Eskiden, yaygın bir slogan vardı;
– Ödediğiniz vergiler, size yol-su-elektrik olarak yansıyacaktır!
Bu slogan belki 1980’e kadar geçerliydi!
Bu ülkenin yakasına ucuz ciklet gibi yapışan İMF’nin talebiyle, 24 Ocak 1980’de; “Ekonomik İstikrar Önlemleri Paketi” yayınlandı.
Demirel Başbakan, bu kararların “teknisyeni” olmakla övünen Turgut Özal ise Başbakanlık Müsteşarıydı!
Ama bu kararları, “Demokratik bir Türkiye” ortamında uygulamak mümkün değildi!
CHP, TİP ve DİSK vardı!
Meslek Odaları ve Demokratik Kitle Örgütleri hayli bilinçli ve güçlüydü.
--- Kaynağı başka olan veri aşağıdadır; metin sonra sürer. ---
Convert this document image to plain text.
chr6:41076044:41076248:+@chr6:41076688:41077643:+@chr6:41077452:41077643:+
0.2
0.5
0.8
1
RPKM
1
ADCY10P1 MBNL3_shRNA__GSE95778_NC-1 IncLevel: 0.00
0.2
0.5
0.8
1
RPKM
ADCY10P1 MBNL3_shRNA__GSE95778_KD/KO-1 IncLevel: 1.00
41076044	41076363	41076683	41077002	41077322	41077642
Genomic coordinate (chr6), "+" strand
Daha sonra bir General’in dile getirdiği gibi; “Askeri darbe koşullarının olgunlaşması” beklendi! Bu hizmeti, “faili meçhul cinayetlerle” sağladılar!
12 Eylül 1980 Askeri Darbesi yapıldı ve Bülent Ulusu’nun kurduğu hükümete “Ekonomiden sorumlu Başbakan Yardımcısı” olarak Turgut Özal getirildi!
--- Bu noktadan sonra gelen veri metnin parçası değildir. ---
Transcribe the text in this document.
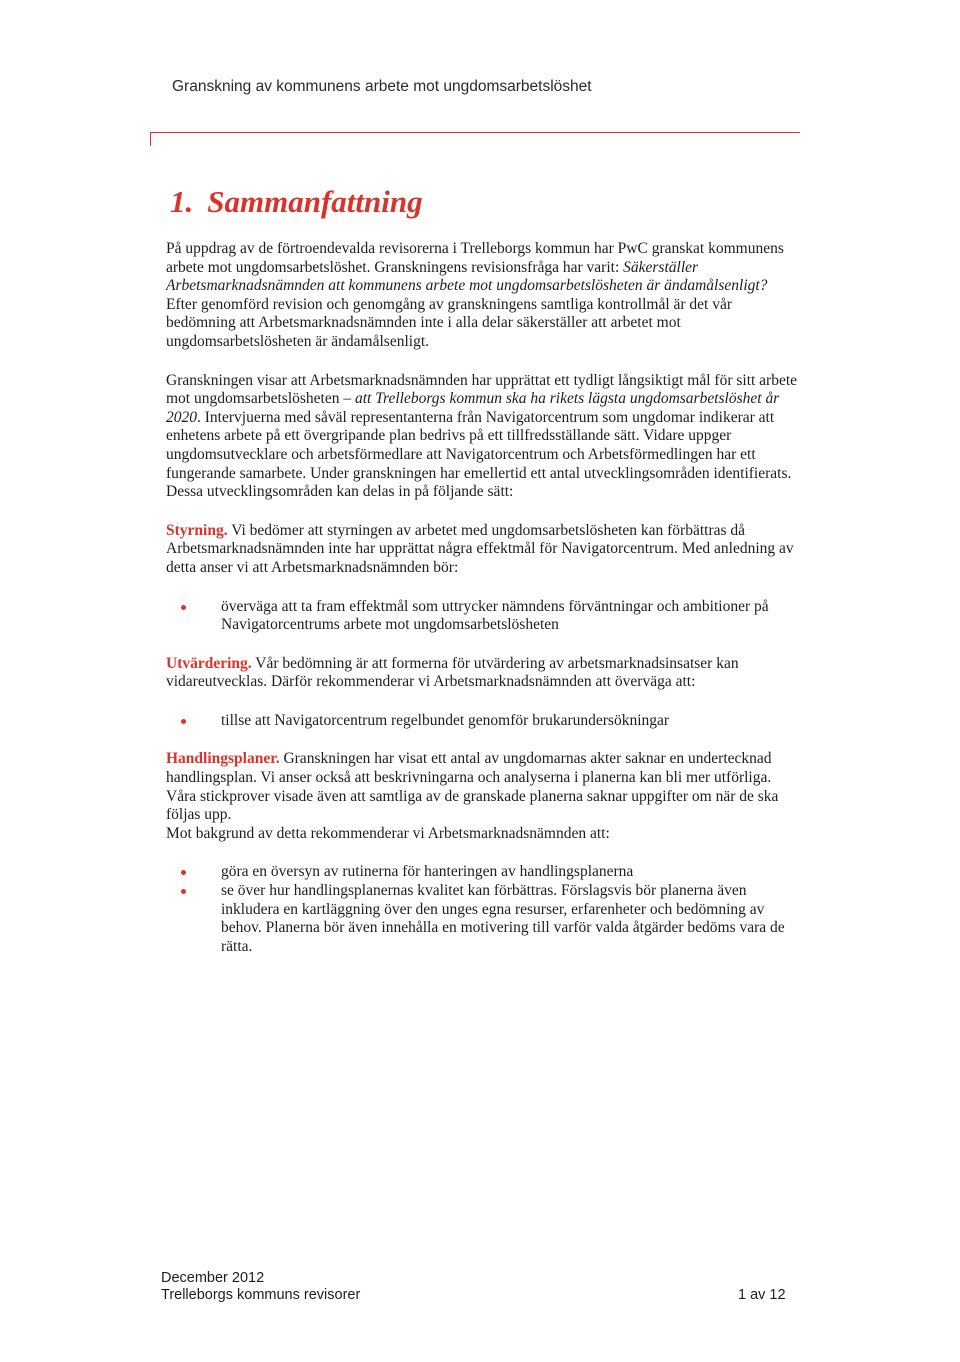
Granskning av kommunens arbete mot ungdomsarbetslöshet
1. Sammanfattning

På uppdrag av de förtroendevalda revisorerna i Trelleborgs kommun har PwC granskat kommunens arbete mot ungdomsarbetslöshet. Granskningens revisionsfråga har varit: Säkerställer Arbetsmarknadsnämnden att kommunens arbete mot ungdomsarbetslösheten är ändamålsenligt? Efter genomförd revision och genomgång av granskningens samtliga kontrollmål är det vår bedömning att Arbetsmarknadsnämnden inte i alla delar säkerställer att arbetet mot ungdomsarbetslösheten är ändamålsenligt.

Granskningen visar att Arbetsmarknadsnämnden har upprättat ett tydligt långsiktigt mål för sitt arbete mot ungdomsarbetslösheten – att Trelleborgs kommun ska ha rikets lägsta ungdomsarbetslöshet år 2020. Intervjuerna med såväl representanterna från Navigatorcentrum som ungdomar indikerar att enhetens arbete på ett övergripande plan bedrivs på ett tillfredsställande sätt. Vidare uppger ungdomsutvecklare och arbetsförmedlare att Navigatorcentrum och Arbetsförmedlingen har ett fungerande samarbete. Under granskningen har emellertid ett antal utvecklingsområden identifierats. Dessa utvecklingsområden kan delas in på följande sätt:

Styrning. Vi bedömer att styrningen av arbetet med ungdomsarbetslösheten kan förbättras då Arbetsmarknadsnämnden inte har upprättat några effektmål för Navigatorcentrum. Med anledning av detta anser vi att Arbetsmarknadsnämnden bör:

överväga att ta fram effektmål som uttrycker nämndens förväntningar och ambitioner på Navigatorcentrums arbete mot ungdomsarbetslösheten

Utvärdering. Vår bedömning är att formerna för utvärdering av arbetsmarknadsinsatser kan vidareutvecklas. Därför rekommenderar vi Arbetsmarknadsnämnden att överväga att:

tillse att Navigatorcentrum regelbundet genomför brukarundersökningar

Handlingsplaner. Granskningen har visat ett antal av ungdomarnas akter saknar en undertecknad handlingsplan. Vi anser också att beskrivningarna och analyserna i planerna kan bli mer utförliga. Våra stickprover visade även att samtliga av de granskade planerna saknar uppgifter om när de ska följas upp.

Mot bakgrund av detta rekommenderar vi Arbetsmarknadsnämnden att:

göra en översyn av rutinerna för hanteringen av handlingsplanerna
se över hur handlingsplanernas kvalitet kan förbättras. Förslagsvis bör planerna även inkludera en kartläggning över den unges egna resurser, erfarenheter och bedömning av behov. Planerna bör även innehålla en motivering till varför valda åtgärder bedöms vara de rätta.
December 2012
Trelleborgs kommuns revisorer	1 av 12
Önce Anayasa, sonra da adım adım yasalarda değişiklikler yapıldı. 1983’de yapılan seçimlerde ise Turgut Özal’ın kurduğu ANAP tek başına iktidara geldi!
Sonra, Türkiye’yi bugünlere getirecek ekonomik-siyasal ve toplumsal süreç başladı!
“Liberal bir ekonomik düzene” geçtik!
Köylümüzü, küçük esnafımızı, Küçük ve Orta Ölçekli Ulusal Sanayicimizi tüketecek, yabancı sermayenin özgürce yerleşeceği bir düzendi bu!
Bu düzenin en büyük hedefi, “ÖZELLEŞTİRMELER” oldu!
Aslında, Özelleştirme” de değil, “YAĞMALAMA ve TALAN” başladı!
Cumhuriyet’i kuranların yoktan var ettiği SEKA, SÜMERBANK, ETİBANK başta olmak üzere “Kamu Üretim Tesisleri” yani KİT’ler yerli ve yabancılara peşkeş çekildi.
Sonraki hükümetler de bu süreci yürüttüler.
Ama en büyük “Özelleştirme Talanı” bugünkü hükümet tarafından yapıldı!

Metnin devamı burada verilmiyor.